OpenAI though, hard to say. They've lost all of the good will being the first mover gave them at this point, so they'll need to really lead product to make the economics work for them.

> Is it actually being sold at a steep discount? Anthropic CEO has stated they have high margins on inference, so training is the big cost center.

They're spending more than they're making. For the foreseeable future, saying "we could be profitable if we stopped training" if goofy, because they can't stop. If they do, no one will want to use their product because it will be overtaken by competitors within three months.

I get it that in 10 years all of this might peak and we're gonna be content using old models, but that'll be a very different landscape and Anthropic might not be a part of it anymore if they don't start making money before that.

> I get it that in 10 years all of this might peak and we're gonna be content using old models

I would personally be happy using gpt 5.3 codex for the foreseeable future, with just improvements in harnesses

IMO we're already at the point where even if these company collapse and the models end up being sold at the cost of inference (no new training), we would be massively ahead

That's a perfectly valid approach if you can balance capex and revenue. Why stop and try to be profitable when the economy is giving you the liquidity to push that down the road?

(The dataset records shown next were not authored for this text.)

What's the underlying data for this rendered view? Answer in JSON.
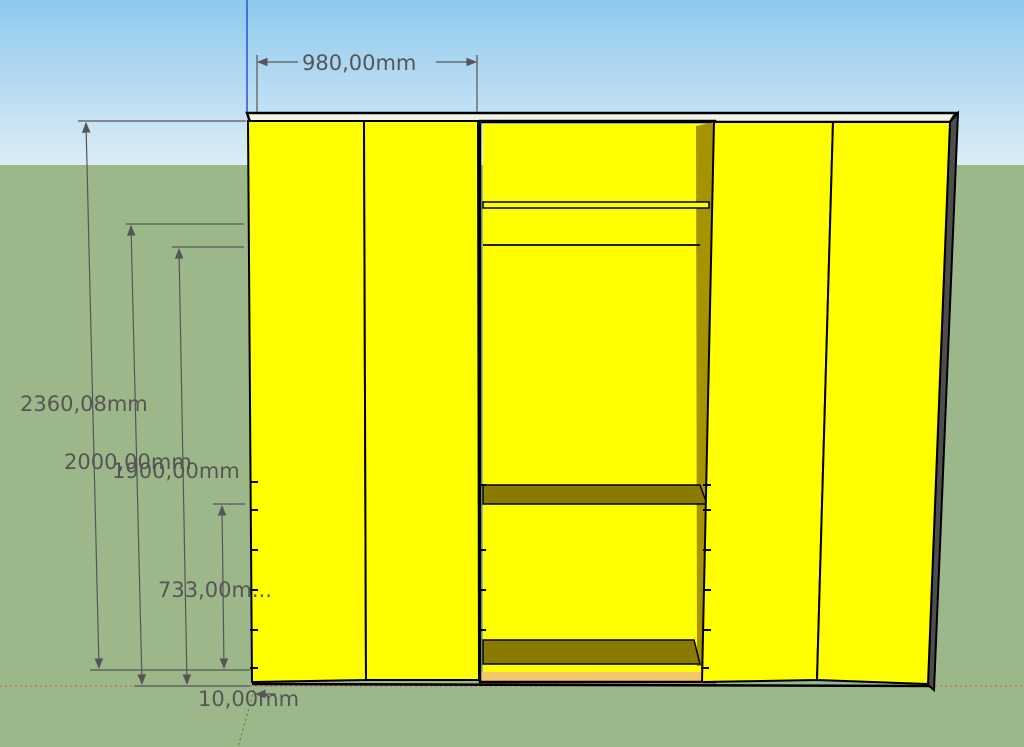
{
  "colors": {
    "sky_top": "#8ec9ee",
    "sky_bottom": "#dcecf6",
    "ground": "#9cb88b",
    "panel": "#ffff00",
    "panel_shadow": "#e9e900",
    "interior_floor": "#8a7a00",
    "edge": "#000000",
    "dimension": "#555555"
  },
  "dimensions": {
    "width_top": "980,00mm",
    "total_height": "2360,08mm",
    "height_2000": "2000,00mm",
    "height_1900": "1900,00mm",
    "height_733": "733,00m...",
    "bottom_offset": "10,00mm"
  }
}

Models are already super useful, but if you can make them more useful by burning cash people are willing to hand you, why not?

Well, training isn't going to end soon if these companies keep on competing with one another whilst being neck-and-neck, so I'm not sure why you would ignore the cost of training in the ROI calculation.
Does the cumulative earnings from inference on a single model exceed its training costs?

That’s.. kinda the question.

Amodei says yes - each model pays for its training. But they're scaling up investment for each new run, so they're still happily in the red.

And also that may be the case for Anthropic who have fewer free users, a large enterprise business, and less generous rate limits on their subscriptions. I don't know if OpenAI or Google have commented. I suspect OpenAI is in a worse position given their massive non-paying consumer base.

Then why are they stopping people from having multiple max plans? If they are making such good margins on inference.
They have good margins on inference at API costs, i.e. $5/$25 per mtok input/output. They are almost certainly making losses on subscriptions, at least if people max out rate limits.

In the past 30 days I have burned $78.19 in API token costs with my $20/month Claude Pro subscription. In January I burnt over $300 in API token costs.

Because the power users of the max plan are subsidized at the upper end of usage by people who don’t approach the per account limit. In other words, the power users are getting more than they pay for, because most people don’t reach that threshold. If you let the power users have dozens of accounts, it has a multiple effect on the proportion of accounts breaching the profitability line.
They are likely aiming to maximize reach/mindshare. Get as many people hooked as possible. More important than minor upside from a few multi-Max users.

EDIT: also, the casual or gym-style members that pay every month but barely use the service are of course very valuable wrt margins

>That is currently sold to them at deep discount by companies that are losing billions.

They're not losing billions on inference, they're losing billions in the arms race of training.